D’altra parte anche per il Fmi la bad bank non sembra la strada da preferire. A Washington, come è emerso recentemente in occasione di una missione del Fondo in Italia, si guarderebbe con più favore all’espansione di un mercato privato di debito “distressed”. Soluzione che piace anche a diversi banchieri italiani, tra cui Alessandro Profumo, il presidente del Monte dei Paschi di Siena. Anche se alcuni analisti ritengono che l’incapacità dell’Italia di fissare una regola su come gestire la debolezza delle banche sia fonte di preoccupazione.

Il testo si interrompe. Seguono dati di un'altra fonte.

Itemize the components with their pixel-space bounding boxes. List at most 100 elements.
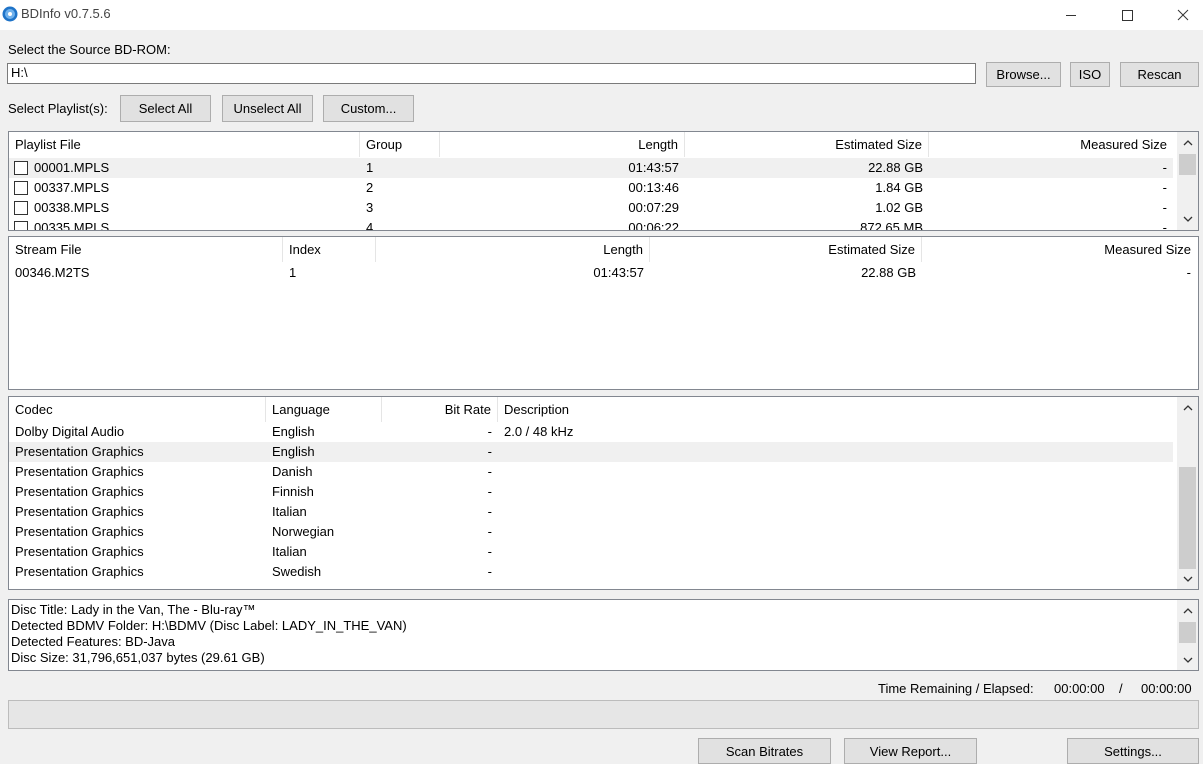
playlist-measured-size: - [1162,180,1167,195]
column-header-measured-size[interactable]: Measured Size [922,237,1197,262]
codec-description [498,542,1173,562]
table-row[interactable]: Presentation Graphics Swedish - [9,562,1173,582]
playlist-checkbox[interactable] [14,161,28,175]
select-all-button[interactable]: Select All [120,95,211,122]
codec-name: Presentation Graphics [15,444,144,459]
codec-bit-rate: - [487,564,492,579]
stream-measured-size: - [1186,265,1191,280]
source-label: Select the Source BD-ROM: [8,42,171,57]
playlist-file-name: 00001.MPLS [34,160,110,175]
table-row[interactable]: Presentation Graphics English - [9,442,1173,462]
minimize-button[interactable] [1048,0,1094,30]
disc-icon [2,6,18,22]
column-header-bit-rate[interactable]: Bit Rate [382,397,498,422]
playlist-scrollbar[interactable] [1177,132,1198,230]
column-header-measured-size[interactable]: Measured Size [929,132,1173,157]
bdmv-folder-line: Detected BDMV Folder: H:\BDMV (Disc Labe… [11,618,407,633]
maximize-button[interactable] [1104,0,1150,30]
column-header-playlist-file[interactable]: Playlist File [9,132,360,157]
browse-button[interactable]: Browse... [986,62,1061,87]
playlist-list[interactable]: Playlist File Group Length Estimated Siz… [8,131,1199,231]
unselect-all-button[interactable]: Unselect All [222,95,313,122]
codec-name: Presentation Graphics [15,564,144,579]
table-row[interactable]: Presentation Graphics Danish - [9,462,1173,482]
codec-description [498,562,1173,582]
features-line: Detected Features: BD-Java [11,634,176,649]
time-elapsed-value: 00:00:00 [1141,681,1192,696]
playlist-measured-size: - [1162,220,1167,231]
iso-button[interactable]: ISO [1070,62,1110,87]
table-row[interactable]: 00338.MPLS 3 00:07:29 1.02 GB - [9,198,1173,218]
scan-bitrates-button[interactable]: Scan Bitrates [698,738,831,764]
playlist-file-name: 00338.MPLS [34,200,110,215]
scroll-up-icon[interactable] [1177,399,1198,416]
scroll-down-icon[interactable] [1177,570,1198,587]
stream-index: 1 [289,265,297,280]
codec-name: Presentation Graphics [15,464,144,479]
table-row[interactable]: Presentation Graphics Norwegian - [9,522,1173,542]
playlist-measured-size: - [1162,160,1167,175]
codec-list[interactable]: Codec Language Bit Rate Description Dolb… [8,396,1199,590]
custom-button[interactable]: Custom... [323,95,414,122]
playlist-estimated-size: 1.84 GB [875,180,923,195]
playlist-checkbox[interactable] [14,201,28,215]
playlist-estimated-size: 872.65 MB [860,220,923,231]
playlist-measured-size: - [1162,200,1167,215]
codec-name: Presentation Graphics [15,544,144,559]
column-header-stream-file[interactable]: Stream File [9,237,283,262]
column-header-length[interactable]: Length [376,237,650,262]
codec-bit-rate: - [487,544,492,559]
codec-scrollbar[interactable] [1177,397,1198,589]
codec-bit-rate: - [487,524,492,539]
table-row[interactable]: 00346.M2TS 1 01:43:57 22.88 GB - [9,263,1198,283]
table-row[interactable]: 00001.MPLS 1 01:43:57 22.88 GB - [9,158,1173,178]
scroll-thumb[interactable] [1179,467,1196,569]
playlist-checkbox[interactable] [14,181,28,195]
column-header-estimated-size[interactable]: Estimated Size [650,237,922,262]
scroll-up-icon[interactable] [1177,602,1198,619]
source-path-input[interactable]: H:\ [7,63,976,84]
column-header-codec[interactable]: Codec [9,397,266,422]
table-row[interactable]: Presentation Graphics Italian - [9,502,1173,522]
table-row[interactable]: Presentation Graphics Finnish - [9,482,1173,502]
table-row[interactable]: Presentation Graphics Italian - [9,542,1173,562]
codec-bit-rate: - [487,424,492,439]
select-playlists-label: Select Playlist(s): [8,101,108,116]
scroll-down-icon[interactable] [1177,210,1198,227]
column-header-estimated-size[interactable]: Estimated Size [685,132,929,157]
time-remaining-label: Time Remaining / Elapsed: [878,681,1034,696]
title-bar [0,0,1203,30]
table-row[interactable]: 00335.MPLS 4 00:06:22 872.65 MB - [9,218,1173,231]
table-row[interactable]: 00337.MPLS 2 00:13:46 1.84 GB - [9,178,1173,198]
column-header-length[interactable]: Length [440,132,685,157]
playlist-checkbox[interactable] [14,221,28,230]
table-row[interactable]: Dolby Digital Audio English - 2.0 / 48 k… [9,422,1173,442]
codec-description [498,502,1173,522]
scroll-down-icon[interactable] [1177,651,1198,668]
scan-progress-bar [8,700,1199,729]
view-report-button[interactable]: View Report... [844,738,977,764]
playlist-group: 1 [366,160,374,175]
playlist-length: 00:13:46 [628,180,679,195]
disc-info-scrollbar[interactable] [1177,600,1198,670]
codec-description [498,482,1173,502]
minimize-icon [1066,15,1076,16]
disc-info-textarea[interactable]: Disc Title: Lady in the Van, The - Blu-r… [8,599,1199,671]
scroll-thumb[interactable] [1179,154,1196,175]
stream-list[interactable]: Stream File Index Length Estimated Size … [8,236,1199,390]
playlist-length: 00:06:22 [628,220,679,231]
codec-language: Finnish [272,484,314,499]
column-header-description[interactable]: Description [498,397,1178,422]
rescan-button[interactable]: Rescan [1120,62,1199,87]
codec-language: Swedish [272,564,322,579]
column-header-language[interactable]: Language [266,397,382,422]
scroll-thumb[interactable] [1179,622,1196,643]
close-button[interactable] [1160,0,1203,30]
playlist-file-name: 00337.MPLS [34,180,110,195]
column-header-group[interactable]: Group [360,132,440,157]
codec-name: Dolby Digital Audio [15,424,125,439]
codec-bit-rate: - [487,464,492,479]
settings-button[interactable]: Settings... [1067,738,1199,764]
column-header-index[interactable]: Index [283,237,376,262]
scroll-up-icon[interactable] [1177,134,1198,151]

La crisi del sistema bancario è la spia di un Paese che fa difficoltà a confrontarsi con il mondo” afferma Bianchi, per il quale ci si deve chiedere prima di ogni altra cosa quale sia un piano industriale sostenibile per il sistema bancario. “Se diciamo che l’export è la chiave per la ripresa – spiega Bianchi – allora dobbiamo sostenerlo, chiediamoci quante banche italiane sono in grado di sostenere imprese nei mercati che contano, come Hong Kong”. Ci attende quindi una nuova stagione di M&A per consolidare un sistema frammentato in piccoli e medi istituti? Probabile. Ma non come in passato. Oggi la strada passa per l’estero, in quelle aree dove c’è la crescita, per compensare la difficile congiuntura economia del mercato domestico. “Quale banca italiana si può proporre oggi realisticamente da consolidatore?”, si chiede Bianchi che lancia una provocazione: “Si potrebbe pensare a una banca cinese che ingloba le nostre popolari, per fare la popolare cinese perché no?”. Oppure l’Africa, che si candida a diventare la nuova frontiera emergente: “Magari gli istituti italiani potrebbero qualificarsi qui per andare a comprare altre banche”.